The definitions for some of the listed physicochemical properties are:

**Max Phase** - Maximum phase of development reached for the compound (where 4 = approved). Null is where max phase has not yet been assigned.

**Bioactivities** - Various biological assays used for the compounds e.g. IC~50~, GI~50~, potency tests etc.

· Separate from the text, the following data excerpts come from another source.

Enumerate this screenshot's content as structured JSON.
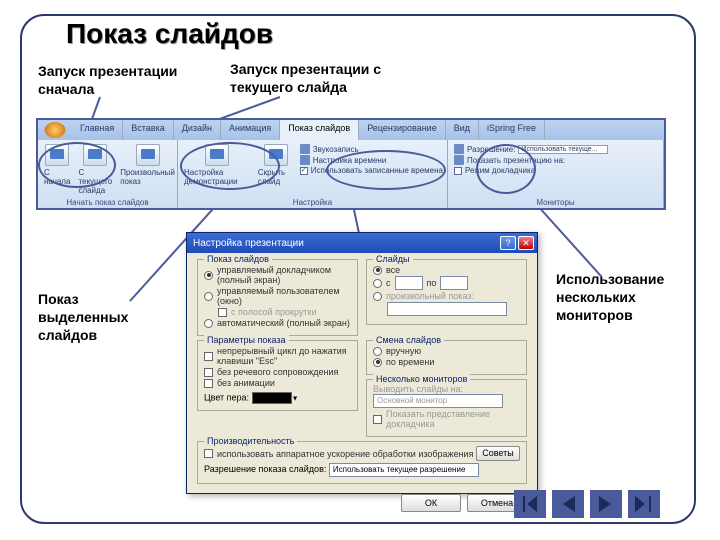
{
  "title": "Показ слайдов",
  "callouts": {
    "c1": "Запуск презентации сначала",
    "c2": "Запуск презентации с текущего слайда",
    "c3": "Показ выделенных слайдов",
    "c4": "Использование нескольких мониторов"
  },
  "ribbon": {
    "tabs": [
      "Главная",
      "Вставка",
      "Дизайн",
      "Анимация",
      "Показ слайдов",
      "Рецензирование",
      "Вид",
      "iSpring Free"
    ],
    "active_tab": 4,
    "group1": {
      "label": "Начать показ слайдов",
      "btns": [
        "С начала",
        "С текущего слайда",
        "Произвольный показ"
      ]
    },
    "group2": {
      "label": "Настройка",
      "btns": [
        "Настройка демонстрации",
        "Скрыть слайд"
      ],
      "items": [
        "Звукозапись",
        "Настройка времени"
      ],
      "chk": "Использовать записанные времена"
    },
    "group3": {
      "label": "Мониторы",
      "items_label": "Разрешение:",
      "dropdown": "Использовать текуще...",
      "chk1": "Показать презентацию на:",
      "chk2": "Режим докладчика"
    }
  },
  "dialog": {
    "title": "Настройка презентации",
    "fs1": {
      "legend": "Показ слайдов",
      "r1": "управляемый докладчиком (полный экран)",
      "r2": "управляемый пользователем (окно)",
      "chk_sub": "с полосой прокрутки",
      "r3": "автоматический (полный экран)"
    },
    "fs2": {
      "legend": "Слайды",
      "r1": "все",
      "r2_a": "с",
      "r2_b": "по",
      "r3": "произвольный показ:"
    },
    "fs3": {
      "legend": "Параметры показа",
      "c1": "непрерывный цикл до нажатия клавиши \"Esc\"",
      "c2": "без речевого сопровождения",
      "c3": "без анимации",
      "pen": "Цвет пера:"
    },
    "fs4": {
      "legend": "Смена слайдов",
      "r1": "вручную",
      "r2": "по времени"
    },
    "fs5": {
      "legend": "Несколько мониторов",
      "lbl": "Выводить слайды на:",
      "val": "Основной монитор",
      "chk": "Показать представление докладчика"
    },
    "fs6": {
      "legend": "Производительность",
      "chk": "использовать аппаратное ускорение обработки изображения",
      "hint": "Советы",
      "res_lbl": "Разрешение показа слайдов:",
      "res_val": "Использовать текущее разрешение"
    },
    "ok": "ОК",
    "cancel": "Отмена"
  }
}
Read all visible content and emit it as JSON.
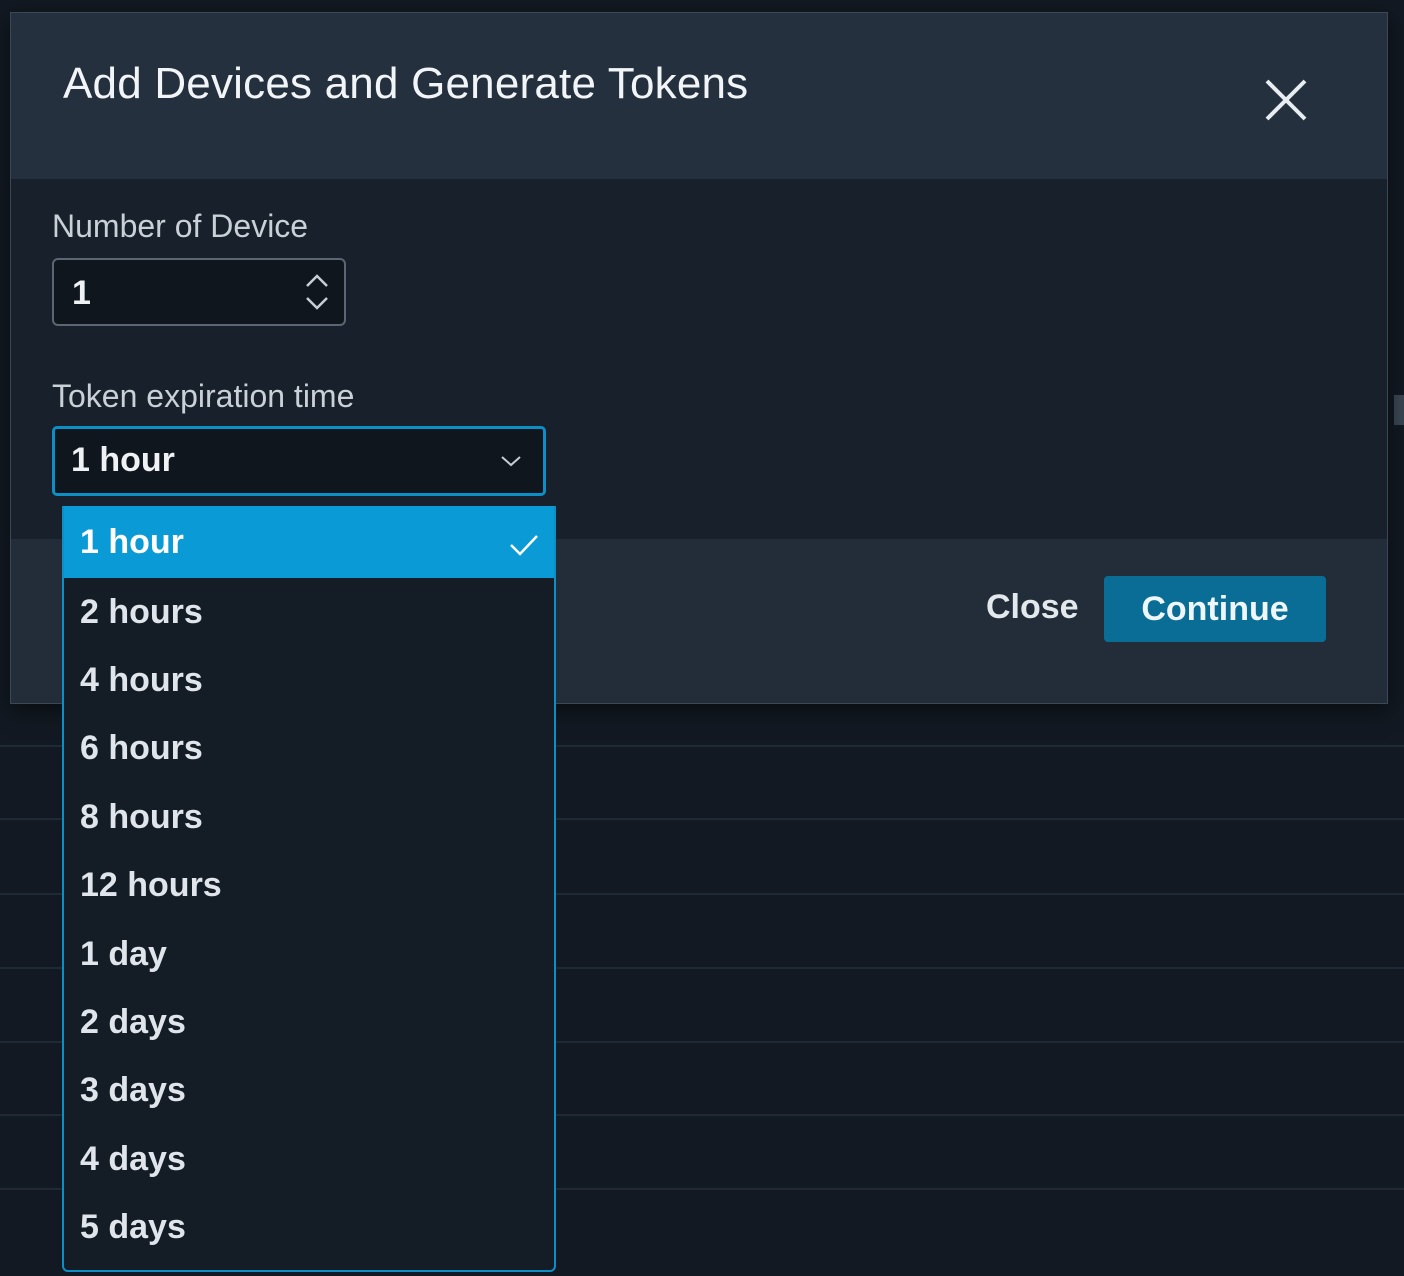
{
  "modal": {
    "title": "Add Devices and Generate Tokens",
    "close_icon": "close-icon"
  },
  "form": {
    "number_label": "Number of Device",
    "number_value": "1",
    "expiration_label": "Token expiration time",
    "expiration_selected": "1 hour"
  },
  "footer": {
    "close_label": "Close",
    "continue_label": "Continue"
  },
  "dropdown": {
    "options": [
      {
        "label": "1 hour",
        "selected": true
      },
      {
        "label": "2 hours",
        "selected": false
      },
      {
        "label": "4 hours",
        "selected": false
      },
      {
        "label": "6 hours",
        "selected": false
      },
      {
        "label": "8 hours",
        "selected": false
      },
      {
        "label": "12 hours",
        "selected": false
      },
      {
        "label": "1 day",
        "selected": false
      },
      {
        "label": "2 days",
        "selected": false
      },
      {
        "label": "3 days",
        "selected": false
      },
      {
        "label": "4 days",
        "selected": false
      },
      {
        "label": "5 days",
        "selected": false
      }
    ]
  },
  "colors": {
    "accent": "#0a9bd6",
    "primary_button": "#0a6d95"
  }
}
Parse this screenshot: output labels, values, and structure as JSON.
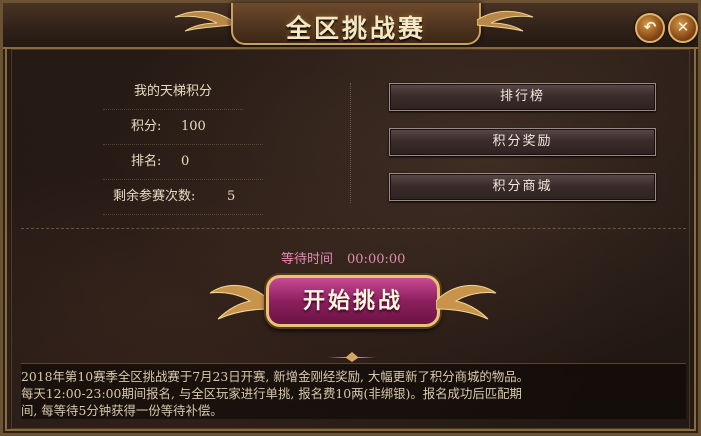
{
  "window": {
    "title": "全区挑战赛"
  },
  "ladder": {
    "heading": "我的天梯积分",
    "score_label": "积分:",
    "score_value": "100",
    "rank_label": "排名:",
    "rank_value": "0",
    "remaining_label": "剩余参赛次数:",
    "remaining_value": "5"
  },
  "menu": {
    "leaderboard": "排行榜",
    "rewards": "积分奖励",
    "shop": "积分商城"
  },
  "queue": {
    "wait_label": "等待时间",
    "wait_time": "00:00:00"
  },
  "actions": {
    "start": "开始挑战"
  },
  "notice": {
    "line1": "2018年第10赛季全区挑战赛于7月23日开赛, 新增金刚经奖励, 大幅更新了积分商城的物品。",
    "line2": "每天12:00-23:00期间报名, 与全区玩家进行单挑, 报名费10两(非绑银)。报名成功后匹配期",
    "line3": "间, 每等待5分钟获得一份等待补偿。"
  },
  "colors": {
    "accent_gold": "#c9a05a",
    "start_button": "#8d1f5e",
    "wait_text": "#e08bb3"
  },
  "icons": {
    "back": "back-arrow-icon",
    "close": "close-icon"
  }
}
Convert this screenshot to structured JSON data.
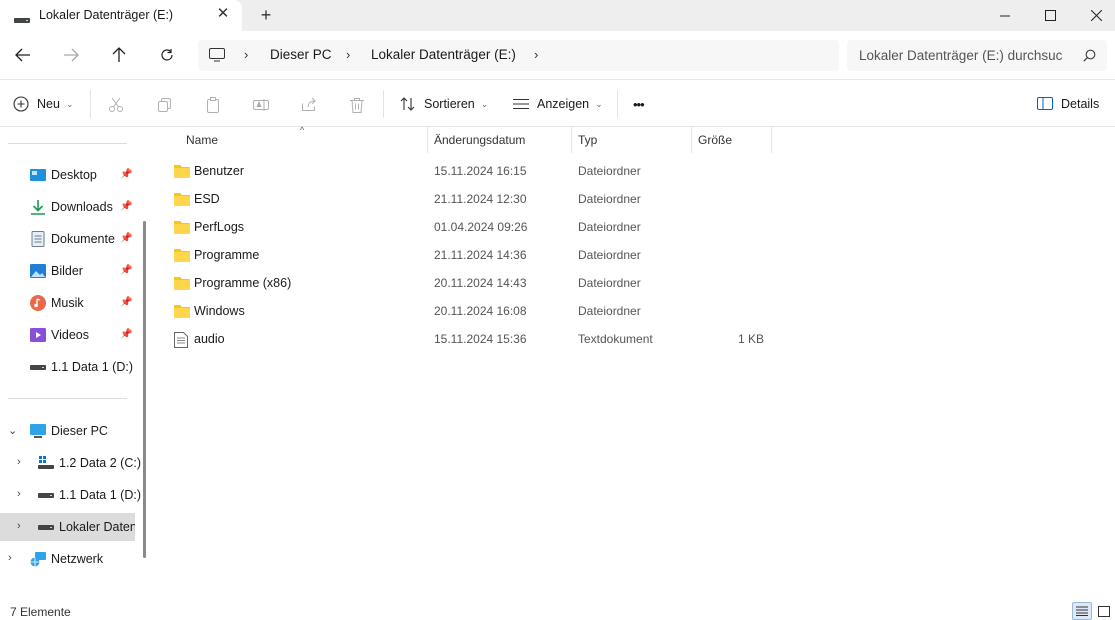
{
  "tab": {
    "title": "Lokaler Datenträger (E:)"
  },
  "address": {
    "crumbs": [
      "Dieser PC",
      "Lokaler Datenträger (E:)"
    ],
    "search_placeholder": "Lokaler Datenträger (E:) durchsuc"
  },
  "toolbar": {
    "new_label": "Neu",
    "sort_label": "Sortieren",
    "view_label": "Anzeigen",
    "more_label": "•••",
    "details_label": "Details"
  },
  "sidebar": {
    "quick_access": [
      {
        "label": "Desktop",
        "icon": "desktop-icon"
      },
      {
        "label": "Downloads",
        "icon": "downloads-icon"
      },
      {
        "label": "Dokumente",
        "icon": "documents-icon"
      },
      {
        "label": "Bilder",
        "icon": "pictures-icon"
      },
      {
        "label": "Musik",
        "icon": "music-icon"
      },
      {
        "label": "Videos",
        "icon": "videos-icon"
      },
      {
        "label": "1.1 Data 1 (D:)",
        "icon": "drive-icon"
      }
    ],
    "this_pc": {
      "label": "Dieser PC"
    },
    "drives": [
      {
        "label": "1.2 Data 2 (C:)"
      },
      {
        "label": "1.1 Data 1 (D:)"
      },
      {
        "label": "Lokaler Datent"
      }
    ],
    "network": {
      "label": "Netzwerk"
    }
  },
  "columns": {
    "name": "Name",
    "date": "Änderungsdatum",
    "type": "Typ",
    "size": "Größe"
  },
  "files": [
    {
      "name": "Benutzer",
      "date": "15.11.2024 16:15",
      "type": "Dateiordner",
      "size": "",
      "icon": "folder-icon"
    },
    {
      "name": "ESD",
      "date": "21.11.2024 12:30",
      "type": "Dateiordner",
      "size": "",
      "icon": "folder-icon"
    },
    {
      "name": "PerfLogs",
      "date": "01.04.2024 09:26",
      "type": "Dateiordner",
      "size": "",
      "icon": "folder-icon"
    },
    {
      "name": "Programme",
      "date": "21.11.2024 14:36",
      "type": "Dateiordner",
      "size": "",
      "icon": "folder-icon"
    },
    {
      "name": "Programme (x86)",
      "date": "20.11.2024 14:43",
      "type": "Dateiordner",
      "size": "",
      "icon": "folder-icon"
    },
    {
      "name": "Windows",
      "date": "20.11.2024 16:08",
      "type": "Dateiordner",
      "size": "",
      "icon": "folder-icon"
    },
    {
      "name": "audio",
      "date": "15.11.2024 15:36",
      "type": "Textdokument",
      "size": "1 KB",
      "icon": "text-file-icon"
    }
  ],
  "status": {
    "count": "7 Elemente"
  },
  "colors": {
    "folder": "#f5c518",
    "selected": "#dcdcdc",
    "accent": "#0067c0"
  }
}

**AlogP** - Calculated partition coefficient

**HBA** - Number of hydrogen bond acceptors

**HBD** - Number of hydrogen bond donors

**#RO5 Violations** - Number of violations of Lipinski's rule-of-five, using HBA and HBD definitions

**Passes Ro3** - Indicating whether the compound passed the rule-of-three (MW \< 300, logP \< 3 etc)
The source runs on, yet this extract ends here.